The Matildas, much like other work primarily done by women, has historically been valued less than men’s work. No doubt our values have changed and this is increasingly become less true, but the Matildas’s circumstance highlights an acute case where Young’s phenomenon of structural injustice is clearly on display yet altogether ignored. The Matildas have poor working conditions precisely because the social behaviours that dictate the fluctuations in the labour market, the advertising market and consumer goods markets value the men’s game more than the women’s game. The important point to notice here is that the Matildas are not being discriminated against by any one individual or any one institution. They are affected by the network of behaviours we exhibit. We choose to ignore women’s sport, the little that is broadcast, and we choose to put less money behind our purchase of goods that women exclusively might use, which would be prime candidates for advertising during women’s soccer matches.
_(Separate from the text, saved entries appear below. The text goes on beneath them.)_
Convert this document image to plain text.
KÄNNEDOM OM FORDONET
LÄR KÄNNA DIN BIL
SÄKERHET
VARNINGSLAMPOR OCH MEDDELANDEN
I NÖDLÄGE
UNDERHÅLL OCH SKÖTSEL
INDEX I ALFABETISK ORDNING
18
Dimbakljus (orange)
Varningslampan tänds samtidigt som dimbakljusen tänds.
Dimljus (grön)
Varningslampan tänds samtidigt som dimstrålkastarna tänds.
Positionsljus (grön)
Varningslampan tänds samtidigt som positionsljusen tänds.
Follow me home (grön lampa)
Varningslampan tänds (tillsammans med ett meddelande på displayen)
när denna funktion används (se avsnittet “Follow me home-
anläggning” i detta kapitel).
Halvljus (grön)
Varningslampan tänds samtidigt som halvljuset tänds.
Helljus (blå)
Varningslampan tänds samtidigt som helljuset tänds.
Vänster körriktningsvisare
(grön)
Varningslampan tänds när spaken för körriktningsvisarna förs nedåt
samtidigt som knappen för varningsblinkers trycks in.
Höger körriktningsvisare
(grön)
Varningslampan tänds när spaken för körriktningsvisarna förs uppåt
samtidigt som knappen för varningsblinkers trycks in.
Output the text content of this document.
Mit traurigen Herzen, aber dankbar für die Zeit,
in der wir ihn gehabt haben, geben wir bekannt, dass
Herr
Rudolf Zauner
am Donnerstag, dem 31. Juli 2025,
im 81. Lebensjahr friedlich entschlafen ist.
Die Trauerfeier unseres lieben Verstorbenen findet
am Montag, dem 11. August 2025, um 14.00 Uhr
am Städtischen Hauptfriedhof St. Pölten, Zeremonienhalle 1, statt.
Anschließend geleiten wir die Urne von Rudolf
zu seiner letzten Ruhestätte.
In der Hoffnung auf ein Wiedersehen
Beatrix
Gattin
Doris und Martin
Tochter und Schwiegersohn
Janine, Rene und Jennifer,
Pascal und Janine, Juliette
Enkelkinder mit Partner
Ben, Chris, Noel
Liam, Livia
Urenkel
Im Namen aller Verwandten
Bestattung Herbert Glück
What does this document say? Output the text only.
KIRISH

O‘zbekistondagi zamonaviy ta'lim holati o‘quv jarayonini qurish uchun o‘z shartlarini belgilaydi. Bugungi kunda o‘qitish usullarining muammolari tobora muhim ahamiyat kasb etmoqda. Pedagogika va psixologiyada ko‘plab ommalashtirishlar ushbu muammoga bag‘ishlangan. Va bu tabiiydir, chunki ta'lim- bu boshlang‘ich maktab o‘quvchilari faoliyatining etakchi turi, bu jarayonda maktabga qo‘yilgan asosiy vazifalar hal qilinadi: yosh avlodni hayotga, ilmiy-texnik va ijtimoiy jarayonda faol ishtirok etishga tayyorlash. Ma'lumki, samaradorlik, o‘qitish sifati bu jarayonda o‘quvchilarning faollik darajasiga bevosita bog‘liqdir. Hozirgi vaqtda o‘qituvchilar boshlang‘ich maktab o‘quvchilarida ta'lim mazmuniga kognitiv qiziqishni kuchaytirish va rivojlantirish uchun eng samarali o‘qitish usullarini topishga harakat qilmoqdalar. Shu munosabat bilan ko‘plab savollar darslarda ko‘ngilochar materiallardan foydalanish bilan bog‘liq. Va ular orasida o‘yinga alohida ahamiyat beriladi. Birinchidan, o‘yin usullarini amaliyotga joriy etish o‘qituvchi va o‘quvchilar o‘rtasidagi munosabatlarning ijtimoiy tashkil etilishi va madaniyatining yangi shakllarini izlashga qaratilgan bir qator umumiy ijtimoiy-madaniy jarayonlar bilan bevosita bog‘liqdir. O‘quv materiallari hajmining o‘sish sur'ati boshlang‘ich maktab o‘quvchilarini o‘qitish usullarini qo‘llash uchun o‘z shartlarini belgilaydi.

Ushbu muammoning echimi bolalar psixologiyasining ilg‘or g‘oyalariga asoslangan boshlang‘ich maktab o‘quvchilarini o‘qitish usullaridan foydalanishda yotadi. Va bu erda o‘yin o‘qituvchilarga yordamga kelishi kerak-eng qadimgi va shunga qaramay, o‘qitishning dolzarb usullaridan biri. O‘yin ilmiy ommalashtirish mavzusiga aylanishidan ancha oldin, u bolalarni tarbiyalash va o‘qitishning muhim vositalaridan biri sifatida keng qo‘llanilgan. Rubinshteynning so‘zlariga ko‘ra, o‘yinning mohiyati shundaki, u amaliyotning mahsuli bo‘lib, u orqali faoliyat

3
If we accept this analysis the challenge that presents itself is to work out the just way to redress the injustice. There seems no clear liberal answer to such a problem. It seems illiberal to coercively change what people value. One approach to a solution, that I will not fully argue for here, is that we should look more closely at how our institutional arrangements hold us responsible for the choices we make. Perhaps we should be held responsible, either in practical measures, or in argument, for valuing men playing sport more than women playing sport. At the very least this would require a broader understanding of how women cannot always choose the choices open to them in liberal societies.